Jeffrey, who plays Saul Hodgkin in the show which plays Guildford’s Yvonne Arnaud Theatre from June 1-6, remembers Ridley well.
“I did the stage show of Dad’s Army for a year. It was amazing. It was the most wonderful event of my theatrical career. I ended up playing Private Walker on the tour. John Bardon had played it in the West End, and he didn’t want to do the tour, and so there I was playing Private Walker, aged 29, standing on stage with people like Arthur Lowe!
“It wasn’t a massive role. They put the character into the stage show because it was such a good foil for Captain Mainwaring (Lowe) to play off.
“By that time Arthur Lowe had become Captain Mainwaring rather than Arthur Lowe. It was just all rolled into one. He wasn’t pompous. That would be the wrong word. He was quite a shy man, actually, but he was very conscious of his position as the leading man.
“When my son was born, I left the show and raced to the bedside of my wife. She had had some problems obstetrically, and I left the show at the end of the matinee. I told the boys they would have to cover for me that night. But the next morning I was summoned to Mr Lowe’s dressing room to be given a dressing down for being unprofessional. I explained the situation, and he harrumphed. And of course, the first flowers to be sent to my wife were from Mr and Mrs Lowe!”
As for John le Mesurier as Sgt Wilson: “Well, he was so laid back. John was like that in real life.”
And that was part of the Mainwaring/Wilson dynamic – state-school Mainwaring versus public-school-educated Wilson, the two men a class apart.
“And of course, it really didn’t matter to Wilson at all. But it mattered a lot to Mainwaring.”
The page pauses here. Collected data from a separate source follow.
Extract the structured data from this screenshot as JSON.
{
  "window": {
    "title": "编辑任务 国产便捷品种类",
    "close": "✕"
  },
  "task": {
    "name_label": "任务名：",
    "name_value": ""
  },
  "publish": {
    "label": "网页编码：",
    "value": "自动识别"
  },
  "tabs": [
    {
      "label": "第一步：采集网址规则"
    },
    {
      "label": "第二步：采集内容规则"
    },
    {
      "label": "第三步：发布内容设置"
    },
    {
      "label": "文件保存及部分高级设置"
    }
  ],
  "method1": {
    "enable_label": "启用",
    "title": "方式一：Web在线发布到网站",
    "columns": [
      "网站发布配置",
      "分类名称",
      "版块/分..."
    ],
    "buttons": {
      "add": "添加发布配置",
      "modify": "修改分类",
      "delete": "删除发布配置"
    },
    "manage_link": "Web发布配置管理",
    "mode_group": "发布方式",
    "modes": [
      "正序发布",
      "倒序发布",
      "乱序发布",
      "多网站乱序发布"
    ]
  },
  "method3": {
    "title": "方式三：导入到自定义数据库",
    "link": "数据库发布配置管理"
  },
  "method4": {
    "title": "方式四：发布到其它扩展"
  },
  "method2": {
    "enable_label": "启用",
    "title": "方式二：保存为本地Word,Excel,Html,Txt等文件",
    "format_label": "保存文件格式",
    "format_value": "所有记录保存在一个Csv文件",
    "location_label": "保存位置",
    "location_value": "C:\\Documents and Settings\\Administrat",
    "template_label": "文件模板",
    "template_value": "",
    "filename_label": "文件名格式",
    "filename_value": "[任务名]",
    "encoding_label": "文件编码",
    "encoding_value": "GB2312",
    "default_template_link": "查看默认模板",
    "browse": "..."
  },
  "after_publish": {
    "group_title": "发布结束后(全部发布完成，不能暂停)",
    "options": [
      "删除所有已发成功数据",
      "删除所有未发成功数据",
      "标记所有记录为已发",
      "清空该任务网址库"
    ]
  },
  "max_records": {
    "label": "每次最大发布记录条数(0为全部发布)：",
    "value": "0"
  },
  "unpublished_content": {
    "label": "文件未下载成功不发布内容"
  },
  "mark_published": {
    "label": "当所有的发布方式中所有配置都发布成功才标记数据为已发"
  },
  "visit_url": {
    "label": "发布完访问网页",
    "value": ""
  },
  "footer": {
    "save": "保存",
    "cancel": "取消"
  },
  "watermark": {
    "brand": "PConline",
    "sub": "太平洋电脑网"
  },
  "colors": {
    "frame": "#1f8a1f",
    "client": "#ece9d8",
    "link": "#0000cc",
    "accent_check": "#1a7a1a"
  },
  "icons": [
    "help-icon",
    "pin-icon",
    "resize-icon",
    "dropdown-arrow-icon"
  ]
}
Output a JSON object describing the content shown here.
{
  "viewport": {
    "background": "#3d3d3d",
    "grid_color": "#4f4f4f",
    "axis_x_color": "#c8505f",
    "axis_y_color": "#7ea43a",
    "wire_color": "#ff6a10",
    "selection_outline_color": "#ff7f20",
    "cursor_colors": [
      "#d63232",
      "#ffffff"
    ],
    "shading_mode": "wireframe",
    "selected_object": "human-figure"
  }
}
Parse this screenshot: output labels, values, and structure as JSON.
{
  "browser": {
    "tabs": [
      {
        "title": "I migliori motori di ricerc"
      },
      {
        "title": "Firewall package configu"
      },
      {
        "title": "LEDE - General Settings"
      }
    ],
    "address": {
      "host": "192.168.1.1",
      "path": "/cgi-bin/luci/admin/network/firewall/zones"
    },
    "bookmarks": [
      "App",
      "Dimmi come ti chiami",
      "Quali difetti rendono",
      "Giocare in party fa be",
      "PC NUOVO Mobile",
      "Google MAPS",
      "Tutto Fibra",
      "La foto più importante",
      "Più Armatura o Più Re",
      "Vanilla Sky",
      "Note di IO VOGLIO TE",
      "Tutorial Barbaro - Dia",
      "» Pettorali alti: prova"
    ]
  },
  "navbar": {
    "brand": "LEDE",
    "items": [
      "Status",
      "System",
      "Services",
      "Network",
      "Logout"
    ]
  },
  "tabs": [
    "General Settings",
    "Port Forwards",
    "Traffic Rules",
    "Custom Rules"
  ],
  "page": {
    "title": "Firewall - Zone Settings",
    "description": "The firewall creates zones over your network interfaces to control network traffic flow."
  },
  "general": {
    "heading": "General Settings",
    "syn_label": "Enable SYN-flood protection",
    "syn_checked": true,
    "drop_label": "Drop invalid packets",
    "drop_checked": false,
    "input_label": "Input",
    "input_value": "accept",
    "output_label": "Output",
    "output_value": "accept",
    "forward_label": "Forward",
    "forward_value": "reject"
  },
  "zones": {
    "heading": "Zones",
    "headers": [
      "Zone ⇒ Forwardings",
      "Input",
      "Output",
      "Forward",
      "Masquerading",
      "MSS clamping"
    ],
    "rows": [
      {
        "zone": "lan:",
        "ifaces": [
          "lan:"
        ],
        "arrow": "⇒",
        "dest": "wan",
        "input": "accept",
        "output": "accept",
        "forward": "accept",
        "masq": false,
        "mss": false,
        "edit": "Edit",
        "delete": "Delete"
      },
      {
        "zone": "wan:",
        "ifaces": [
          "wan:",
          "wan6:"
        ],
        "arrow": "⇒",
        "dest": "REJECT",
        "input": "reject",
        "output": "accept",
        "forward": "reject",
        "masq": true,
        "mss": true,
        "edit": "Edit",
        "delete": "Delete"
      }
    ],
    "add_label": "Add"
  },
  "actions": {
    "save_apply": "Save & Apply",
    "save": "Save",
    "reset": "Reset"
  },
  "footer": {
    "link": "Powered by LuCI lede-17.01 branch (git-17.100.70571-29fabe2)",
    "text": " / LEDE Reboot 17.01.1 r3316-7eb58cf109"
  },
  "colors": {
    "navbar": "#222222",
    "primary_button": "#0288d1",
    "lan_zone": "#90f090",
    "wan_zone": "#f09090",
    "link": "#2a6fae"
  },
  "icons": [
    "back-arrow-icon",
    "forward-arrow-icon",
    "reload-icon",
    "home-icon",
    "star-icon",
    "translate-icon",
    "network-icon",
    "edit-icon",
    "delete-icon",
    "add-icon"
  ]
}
As for Arnold Ridley, Jeffrey recalls him as a “sweetheart”: “And he really did speak in that old-fashioned way (you get in The Ghost Train). He was such a lovely old chap. He had just barely survived the Battle of the Somme. He had been bayoneted rather badly. It had left him with a permanent weakness in an arm and leg.”
And yet despite that, Ridley had gone on to find fame in the 1920s as one of this country’s bright young things of the playwriting world. The Ghost Train was his biggest success, his classic comedy thriller about a group of travellers (including a newlywed couple, an estranged couple, a self-indulgent young dandy and an elderly spinster with a parrot) stranded in the waiting room of an isolated railway station.
“It’s 90 years old this year, and I think it works very well when you do it straight. People often send it up, and Arnold hated that. They do it because it is old-fashioned. It is set in the 1920s when everyone spoke in this particular way, when there was lots of ‘I says!’ and people saying things like ‘I am deuced angry.’ But you can do it. You have just got to have the courage of your convictions and play it straight.”
It’s the only one of Ridley’s plays to have survived to see the light of day regularly in the 21st century: “I think he wrote about six plays, but then he suffered from writer’s block. He had such great success, and then it all really rather went wrong for him as a writer.”